Iraqi boys aged under 18 are increasingly being used by the militant group as suicide bombers, bomb makers, informants or human shields to protect facilities against US-led air strikes, the UN Committee on the Rights of the Child said.
Militants are selling abducted Iraqi children at markets as sex slaves, and killing other youth, including by crucifixion or burying them alive, a United Nations watchdog said on Wednesday.
Iraqi boys aged under 18 are increasingly being used by the militant group as suicide bombers, bomb makers, informants or human shields to protect facilities against US-led air strikes, the UN Committee on the Rights of the Child said.
“We are really deeply concerned at torture and murder of those children, especially those belonging to minorities, but not only from minorities,” committee expert Renate Winter told a news briefing. “The scope of the problem is huge.”
“We have had reports of children, especially children who are mentally challenged, who have been used as suicide bombers, most probably without them even understanding,” Winter told Reuters. “There was a video placed (online) that showed children at a very young age, approximately eight years of age and younger, to be trained already to become child soldiers.”

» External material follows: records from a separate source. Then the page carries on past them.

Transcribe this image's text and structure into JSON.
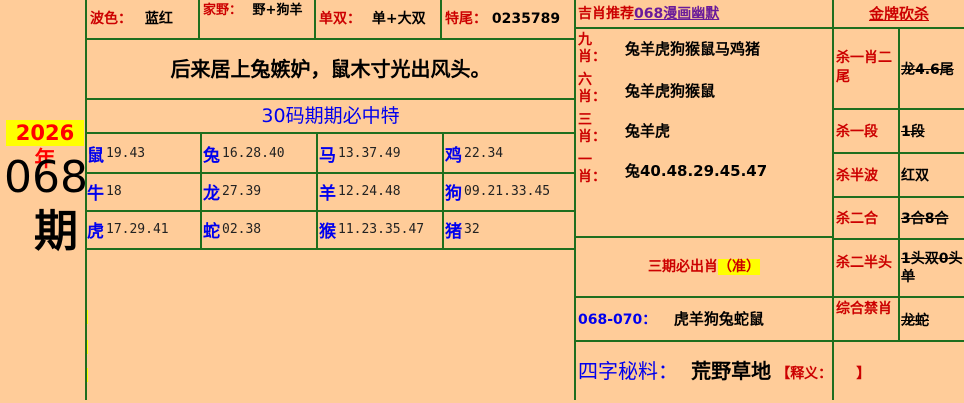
{
  "issue": {
    "year": "2026年",
    "number": "068",
    "suffix": "期"
  },
  "top_info": {
    "wave_label": "波色：",
    "wave_value": "蓝红",
    "domestic_label": "家野：",
    "domestic_value": "野+狗羊",
    "odd_even_label": "单双：",
    "odd_even_value": "单+大双",
    "tail_label": "特尾：",
    "tail_value": "0235789"
  },
  "poem": "后来居上兔嫉妒，鼠木寸光出风头。",
  "table_title": "30码期期必中特",
  "zodiac_rows": [
    [
      {
        "animal": "鼠",
        "nums": "19.43"
      },
      {
        "animal": "兔",
        "nums": "16.28.40"
      },
      {
        "animal": "马",
        "nums": "13.37.49"
      },
      {
        "animal": "鸡",
        "nums": "22.34"
      }
    ],
    [
      {
        "animal": "牛",
        "nums": "18"
      },
      {
        "animal": "龙",
        "nums": "27.39"
      },
      {
        "animal": "羊",
        "nums": "12.24.48"
      },
      {
        "animal": "狗",
        "nums": "09.21.33.45"
      }
    ],
    [
      {
        "animal": "虎",
        "nums": "17.29.41"
      },
      {
        "animal": "蛇",
        "nums": "02.38"
      },
      {
        "animal": "猴",
        "nums": "11.23.35.47"
      },
      {
        "animal": "猪",
        "nums": "32"
      }
    ]
  ],
  "recommend": {
    "header_prefix": "吉肖推荐",
    "header_link": "068漫画幽默",
    "rows": [
      {
        "label": "九肖：",
        "value": "兔羊虎狗猴鼠马鸡猪"
      },
      {
        "label": "六肖：",
        "value": "兔羊虎狗猴鼠"
      },
      {
        "label": "三肖：",
        "value": "兔羊虎"
      },
      {
        "label": "一肖：",
        "value": "兔40.48.29.45.47"
      }
    ]
  },
  "three_issue": {
    "text": "三期必出肖",
    "tag": "（准）"
  },
  "range_pick": {
    "range": "068-070：",
    "value": "虎羊狗兔蛇鼠"
  },
  "four_char": {
    "label": "四字秘料：",
    "value": "荒野草地",
    "note_open": "【",
    "note_label": "释义：",
    "note_close": "】"
  },
  "kill": {
    "header": "金牌砍杀",
    "rows": [
      {
        "label": "杀一肖二尾",
        "value": "龙4.6尾"
      },
      {
        "label": "杀一段",
        "value": "1段"
      },
      {
        "label": "杀半波",
        "value": "红双"
      },
      {
        "label": "杀二合",
        "value": "3合8合"
      },
      {
        "label": "杀二半头",
        "value": "1头双0头单"
      },
      {
        "label": "综合禁肖",
        "value": "龙蛇"
      }
    ]
  },
  "colors": {
    "background": "#FFCC99",
    "border": "#1e6e1e",
    "red": "#cc0000",
    "blue": "#0000ee",
    "highlight": "#ffff00"
  }
}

The UN body, which reviewed Iraq’s record for the first time since 1998, denounced “the systematic killing of children belonging to religious and ethnic minorities, including several cases of mass executions of boys, as well as reports of beheadings, crucifixions of children and burying children alive”.
A large number of children have been killed or badly wounded during air strikes or shelling by Iraqi security forces, while others had died of “dehydration, starvation and heat”, it said.
A militant group has committed “systematic sexual violence”, including “the abduction and sexual enslavement of children”, it said.
“Children of minorities have been captured in many places… sold in the market place with tags, price tags on them, they have been sold as slaves,” Winter said, giving no details.
The 18 independent experts who worked on the report called on Iraqi authorities to take all necessary measures to “rescue children” under the control of militant groups and to prosecute perpetrators of crimes.
“There is a duty of a state to protect all its children. The point is just how are they going to do that in such a situation?”, Winter said.